The two women were playmates during their childhood on an air force base, though the bloody 1973 military coup later divided their families.
“This is not about choosing between ‘two women’, as the press likes to put it,” Bachelet said in a closing campaign speech to hundreds of cheering supporters on Thursday.
“There are deep differences here. I think Chile is ready to face the transformations that will allow it to be the country we all want.

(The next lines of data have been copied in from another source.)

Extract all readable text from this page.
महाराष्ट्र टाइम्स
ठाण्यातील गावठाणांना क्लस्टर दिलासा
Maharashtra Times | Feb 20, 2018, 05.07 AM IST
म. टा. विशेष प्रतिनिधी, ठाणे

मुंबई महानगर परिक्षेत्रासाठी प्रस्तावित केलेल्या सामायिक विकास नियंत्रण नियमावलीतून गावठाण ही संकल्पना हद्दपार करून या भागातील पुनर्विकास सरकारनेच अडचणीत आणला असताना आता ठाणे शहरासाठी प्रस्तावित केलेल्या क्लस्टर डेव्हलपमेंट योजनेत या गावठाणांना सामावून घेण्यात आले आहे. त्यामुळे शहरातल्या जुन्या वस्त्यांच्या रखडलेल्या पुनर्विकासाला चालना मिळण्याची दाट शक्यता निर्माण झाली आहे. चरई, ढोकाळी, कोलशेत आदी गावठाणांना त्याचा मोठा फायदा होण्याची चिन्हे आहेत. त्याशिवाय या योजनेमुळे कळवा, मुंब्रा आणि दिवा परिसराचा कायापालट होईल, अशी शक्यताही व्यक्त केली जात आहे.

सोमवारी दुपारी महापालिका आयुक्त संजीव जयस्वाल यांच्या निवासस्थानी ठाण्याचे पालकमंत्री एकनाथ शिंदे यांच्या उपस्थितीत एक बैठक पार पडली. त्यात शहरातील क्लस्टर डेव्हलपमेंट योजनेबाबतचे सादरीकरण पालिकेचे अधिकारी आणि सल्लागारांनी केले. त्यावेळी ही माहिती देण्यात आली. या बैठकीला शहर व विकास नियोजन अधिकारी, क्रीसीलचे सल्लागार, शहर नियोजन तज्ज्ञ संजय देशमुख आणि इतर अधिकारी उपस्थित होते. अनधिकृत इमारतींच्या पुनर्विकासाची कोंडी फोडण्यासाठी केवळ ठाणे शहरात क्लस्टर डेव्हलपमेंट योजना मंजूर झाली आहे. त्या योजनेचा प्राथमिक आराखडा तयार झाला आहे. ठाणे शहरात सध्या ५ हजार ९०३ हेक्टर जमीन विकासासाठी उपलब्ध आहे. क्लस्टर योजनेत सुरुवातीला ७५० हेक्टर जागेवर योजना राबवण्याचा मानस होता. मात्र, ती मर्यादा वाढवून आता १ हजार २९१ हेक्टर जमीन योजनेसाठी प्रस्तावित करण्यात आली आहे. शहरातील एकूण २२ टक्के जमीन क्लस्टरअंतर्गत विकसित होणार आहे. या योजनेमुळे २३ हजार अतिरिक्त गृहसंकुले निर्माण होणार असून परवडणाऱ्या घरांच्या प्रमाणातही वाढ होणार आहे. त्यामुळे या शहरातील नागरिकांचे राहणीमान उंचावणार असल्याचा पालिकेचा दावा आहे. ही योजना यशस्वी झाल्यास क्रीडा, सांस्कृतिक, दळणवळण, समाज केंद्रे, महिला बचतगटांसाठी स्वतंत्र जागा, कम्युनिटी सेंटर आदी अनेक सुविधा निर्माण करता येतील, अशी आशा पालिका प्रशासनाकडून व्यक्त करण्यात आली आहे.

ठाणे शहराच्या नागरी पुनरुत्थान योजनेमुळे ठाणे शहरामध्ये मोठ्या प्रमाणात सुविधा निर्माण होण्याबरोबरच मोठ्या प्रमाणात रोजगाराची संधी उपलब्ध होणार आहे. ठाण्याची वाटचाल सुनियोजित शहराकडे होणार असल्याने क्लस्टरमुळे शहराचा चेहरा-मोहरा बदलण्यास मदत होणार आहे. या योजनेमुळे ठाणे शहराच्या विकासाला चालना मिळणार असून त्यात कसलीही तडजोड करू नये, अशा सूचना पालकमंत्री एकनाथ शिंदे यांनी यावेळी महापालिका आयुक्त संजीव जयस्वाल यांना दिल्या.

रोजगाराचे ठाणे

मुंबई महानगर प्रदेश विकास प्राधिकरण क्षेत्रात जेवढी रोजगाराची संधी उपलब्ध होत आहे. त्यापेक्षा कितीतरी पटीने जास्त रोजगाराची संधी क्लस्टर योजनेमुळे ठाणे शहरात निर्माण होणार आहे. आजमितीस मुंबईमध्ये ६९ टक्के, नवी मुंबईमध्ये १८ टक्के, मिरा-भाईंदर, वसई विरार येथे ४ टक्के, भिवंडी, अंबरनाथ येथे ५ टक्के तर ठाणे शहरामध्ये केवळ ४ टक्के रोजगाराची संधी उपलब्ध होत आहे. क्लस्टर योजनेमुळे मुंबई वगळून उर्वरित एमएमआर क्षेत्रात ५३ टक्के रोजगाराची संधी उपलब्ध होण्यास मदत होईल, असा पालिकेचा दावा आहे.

We can turn Chile into a truly developed country.”
Robust, copper-led economic growth has turned Chile into a Wall Street favorite, but many Chileans feel they have yet to see the fruits of the mining boom as wealth and power remain largely concentrated in the hands of a small elite.
Bachelet wants to hike corporate taxes to pay for a wide-ranging education reform, shred the dictatorship-era constitution, and legalize abortion under certain circumstances.
There have been no major polls ahead of the run-off, mainly because Bachelet’s victory has been taken for granted.
While there is little doubt about the overall outome, analysts say this assumption could result in voter apathy and low turnout that could deny Bachelet the dramatic win she is looking for to pressure a notoriously tricky Congress to approve her reforms.
“People are tired and disaffected, and that will be obvious in abstention levels,” said Pablo Salvat, professor at the Alberto Hurtado University. “It could be that fewer people vote than in the first round.”
Bachelet’s support is strong among lower and middle-class women, while Matthei’s backing is higher among older and wealthier segments of the population.
Still, in percentage terms Bachelet, could clinch the biggest share of the vote since Chile’s return to democracy.
Bachelet and Matthei were neighbors during their childhood on a base in northern Chile, where their fathers were air force general who became close friends.
The girls rode bikes and played together in the street, according to a bestselling book about them.
But the military coup that ushered in the 17-year long Pinochet dictatorship affected them very differently.
Matthei’s father became a key member of Pinochet’s junta while Bachelet’s father, loyal to deposed socialist President Salvador Allende, was arrested, tortured by Pinochet’s agents and died in prison.
Bachelet and her mother were also tortured before fleeing into exile.
Matthei backed Pinochet in a 1988 plebiscite about his rule, a decision that has dogged her in this election campaign just as Chile commemorated the 40th anniversary of the coup.
In her closing campaign event on Thursday, Matthei linked Bachelet’s reform drive to the far-left government of Venezuela.
“They want to change the constitution to resemble Venezuela, where every day it’s harder to find food,” Matthei said. “Does that remind you of anything?,” she added, in an apparent reference to shortages of the Allende era.
She and Bachelet are not friends nowadays, though their connection was clear during a televised debate on Tuesday, when they referred to each other by their first names and the informal Spanish form of “you.”
Chileans can vote from 8 a.m. local time (1100 GMT) to 6 p.m. (2100 GMT). Results are due shortly after voting ends.